C’est dans la continuité de cette démarche éco-responsable que l’entreprise finance ce projet pilote, aux côtés de son partenaire de longue date Shneider Electric France, qui vise quant à lui la neutralité carbone de ses activités à l’horizon 2025.

Organisation des mouillages et sensibilisation des usagers

« Si le projet aboutit, le Parc national pourra intégrer le marché carbone en tant que bénéficiaire et ainsi financer les aménagements prévus dans le cadre de son schéma global de mouillage, ainsi que les actions de surveillance et de gestion permettant une protection efficace de l ‘ herbier », précise François Bland.

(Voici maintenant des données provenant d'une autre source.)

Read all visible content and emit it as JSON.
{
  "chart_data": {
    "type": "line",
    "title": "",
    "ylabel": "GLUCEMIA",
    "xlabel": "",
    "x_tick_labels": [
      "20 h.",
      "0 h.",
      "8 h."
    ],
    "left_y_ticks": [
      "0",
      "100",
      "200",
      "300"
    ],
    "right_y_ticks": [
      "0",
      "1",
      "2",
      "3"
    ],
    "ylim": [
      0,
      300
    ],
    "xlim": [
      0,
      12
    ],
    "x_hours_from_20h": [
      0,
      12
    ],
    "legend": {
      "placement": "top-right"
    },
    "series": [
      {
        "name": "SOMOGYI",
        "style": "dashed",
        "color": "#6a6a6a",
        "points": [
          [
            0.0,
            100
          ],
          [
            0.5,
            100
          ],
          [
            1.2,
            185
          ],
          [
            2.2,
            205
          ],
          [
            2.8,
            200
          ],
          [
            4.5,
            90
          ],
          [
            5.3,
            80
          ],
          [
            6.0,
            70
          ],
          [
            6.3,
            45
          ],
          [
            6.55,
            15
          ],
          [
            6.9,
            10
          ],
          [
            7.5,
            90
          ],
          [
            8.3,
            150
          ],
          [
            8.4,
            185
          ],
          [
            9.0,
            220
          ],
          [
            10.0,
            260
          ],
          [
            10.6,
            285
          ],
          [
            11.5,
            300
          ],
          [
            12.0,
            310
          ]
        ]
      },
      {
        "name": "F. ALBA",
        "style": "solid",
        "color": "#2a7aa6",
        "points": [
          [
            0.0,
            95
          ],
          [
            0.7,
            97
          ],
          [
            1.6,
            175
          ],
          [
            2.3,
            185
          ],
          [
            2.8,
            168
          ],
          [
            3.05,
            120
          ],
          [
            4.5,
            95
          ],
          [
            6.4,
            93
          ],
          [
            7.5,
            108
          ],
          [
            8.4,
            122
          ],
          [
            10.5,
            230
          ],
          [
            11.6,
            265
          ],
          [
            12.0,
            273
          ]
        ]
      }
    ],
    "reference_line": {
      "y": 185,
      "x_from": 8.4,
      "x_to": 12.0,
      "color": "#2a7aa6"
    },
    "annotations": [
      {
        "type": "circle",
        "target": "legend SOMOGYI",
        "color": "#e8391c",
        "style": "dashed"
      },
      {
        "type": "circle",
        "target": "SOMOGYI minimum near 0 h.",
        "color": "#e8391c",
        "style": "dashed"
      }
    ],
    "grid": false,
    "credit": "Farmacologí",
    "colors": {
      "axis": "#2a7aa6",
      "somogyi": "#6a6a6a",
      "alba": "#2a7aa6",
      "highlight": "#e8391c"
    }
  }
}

Parmi les aménagements prévus, des bouées d’amarrage positionnées hors des herbiers, des zones dans le mouillage sera strictement interdit. Lorsque qu’il n’y aura pas d’autre solution, des ancrages écologiques y seront installés pour ne pas les impacter », continue-t-il.

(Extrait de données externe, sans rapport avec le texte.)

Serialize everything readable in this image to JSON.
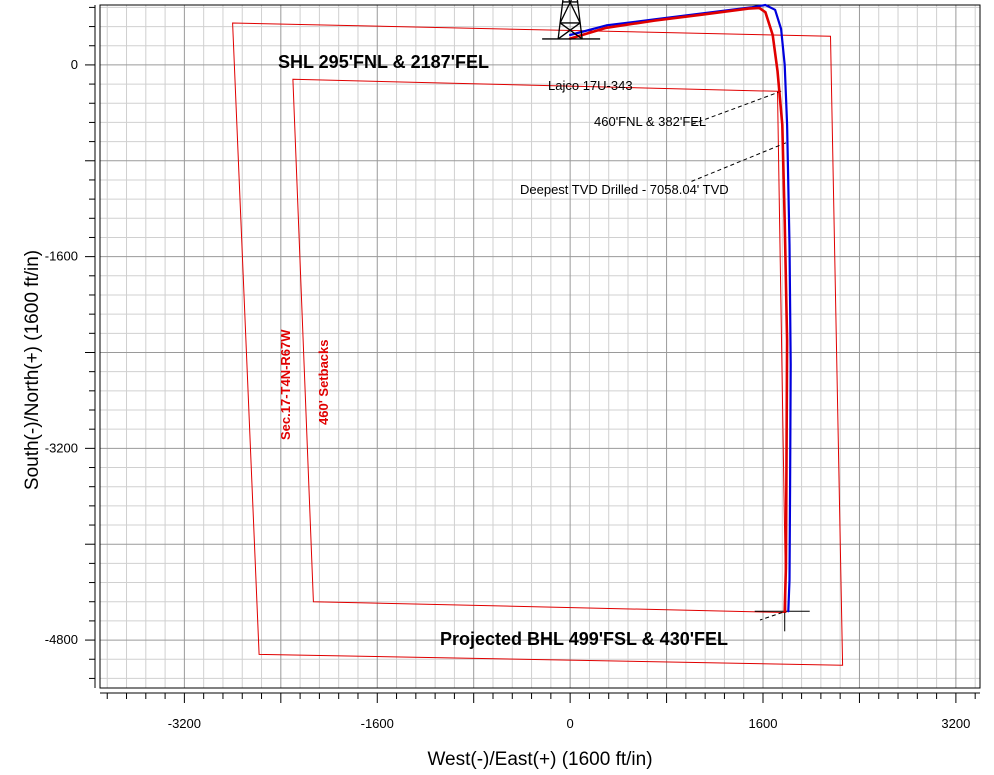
{
  "chart_data": {
    "type": "line",
    "title": "",
    "xlabel": "West(-)/East(+) (1600 ft/in)",
    "ylabel": "South(-)/North(+) (1600 ft/in)",
    "xlim": [
      -3900,
      3400
    ],
    "ylim": [
      -5200,
      500
    ],
    "x_ticks": [
      -3200,
      -1600,
      0,
      1600,
      3200
    ],
    "y_ticks": [
      0,
      -1600,
      -3200,
      -4800
    ],
    "grid": true,
    "minor_grid_step": 160,
    "major_grid_step": 800,
    "series": [
      {
        "name": "",
        "color": "#0000dd",
        "points": [
          [
            0,
            250
          ],
          [
            300,
            330
          ],
          [
            700,
            380
          ],
          [
            1100,
            430
          ],
          [
            1500,
            480
          ],
          [
            1620,
            500
          ],
          [
            1700,
            460
          ],
          [
            1750,
            300
          ],
          [
            1780,
            0
          ],
          [
            1800,
            -500
          ],
          [
            1820,
            -1500
          ],
          [
            1830,
            -2500
          ],
          [
            1825,
            -3500
          ],
          [
            1820,
            -4300
          ],
          [
            1810,
            -4560
          ]
        ]
      },
      {
        "name": "",
        "color": "#e00000",
        "points": [
          [
            0,
            220
          ],
          [
            300,
            310
          ],
          [
            700,
            370
          ],
          [
            1100,
            420
          ],
          [
            1480,
            470
          ],
          [
            1570,
            475
          ],
          [
            1620,
            440
          ],
          [
            1680,
            250
          ],
          [
            1720,
            -50
          ],
          [
            1760,
            -500
          ],
          [
            1780,
            -1300
          ],
          [
            1800,
            -2300
          ],
          [
            1795,
            -3300
          ],
          [
            1790,
            -4200
          ],
          [
            1780,
            -4560
          ]
        ]
      }
    ],
    "polygons": [
      {
        "name": "Sec.17-T4N-R67W",
        "color": "#e00000",
        "points": [
          [
            -2800,
            350
          ],
          [
            2160,
            240
          ],
          [
            2260,
            -5010
          ],
          [
            -2580,
            -4920
          ]
        ]
      },
      {
        "name": "460' Setbacks",
        "color": "#e00000",
        "points": [
          [
            -2300,
            -120
          ],
          [
            1720,
            -220
          ],
          [
            1790,
            -4570
          ],
          [
            -2130,
            -4480
          ]
        ]
      }
    ],
    "well_symbol": {
      "x": 0,
      "y": 250
    },
    "annotations": [
      {
        "text": "SHL 295'FNL & 2187'FEL"
      },
      {
        "text": "Lajco 17U-343"
      },
      {
        "text": "460'FNL & 382'FEL"
      },
      {
        "text": "Deepest TVD Drilled - 7058.04' TVD"
      },
      {
        "text": "Projected BHL 499'FSL & 430'FEL"
      }
    ]
  }
}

Un certain nombre de balises sera également mis en place afin de délimiter les zones de fonds de Calanques, où le mouillage des bateaux sera également interdit « et nous serons amenés à renforcer l’effort de surveillance et de sensibilisation des publics, afin de faire passer les bonnes pratiques aux plaisanciers. Autant de mesures concrètes qui vont prochainement s’intensifier pour protéger l’environnement de l’herbier », rapporte François Bland.

Les résultats du projet attendus en début d’année 2022

La méthodologie développée dans le Parc des calanques sera rédigée et soumise à la Direction générale de l’énergie et du climat (DGEC) du ministère de la Transition écologique et solidaire (MTES), afin d’être validée et certifiée dans le cadre du Label bas-carbone. Elle pourra ensuite être reproduite sur d’autres types d’herbiers afin de lutter contre le réchauffement climatique. Les résultats de cette méthodologie seront diffusés en début d’année 2022 et les fruits du projet sont attendus dans la foulée.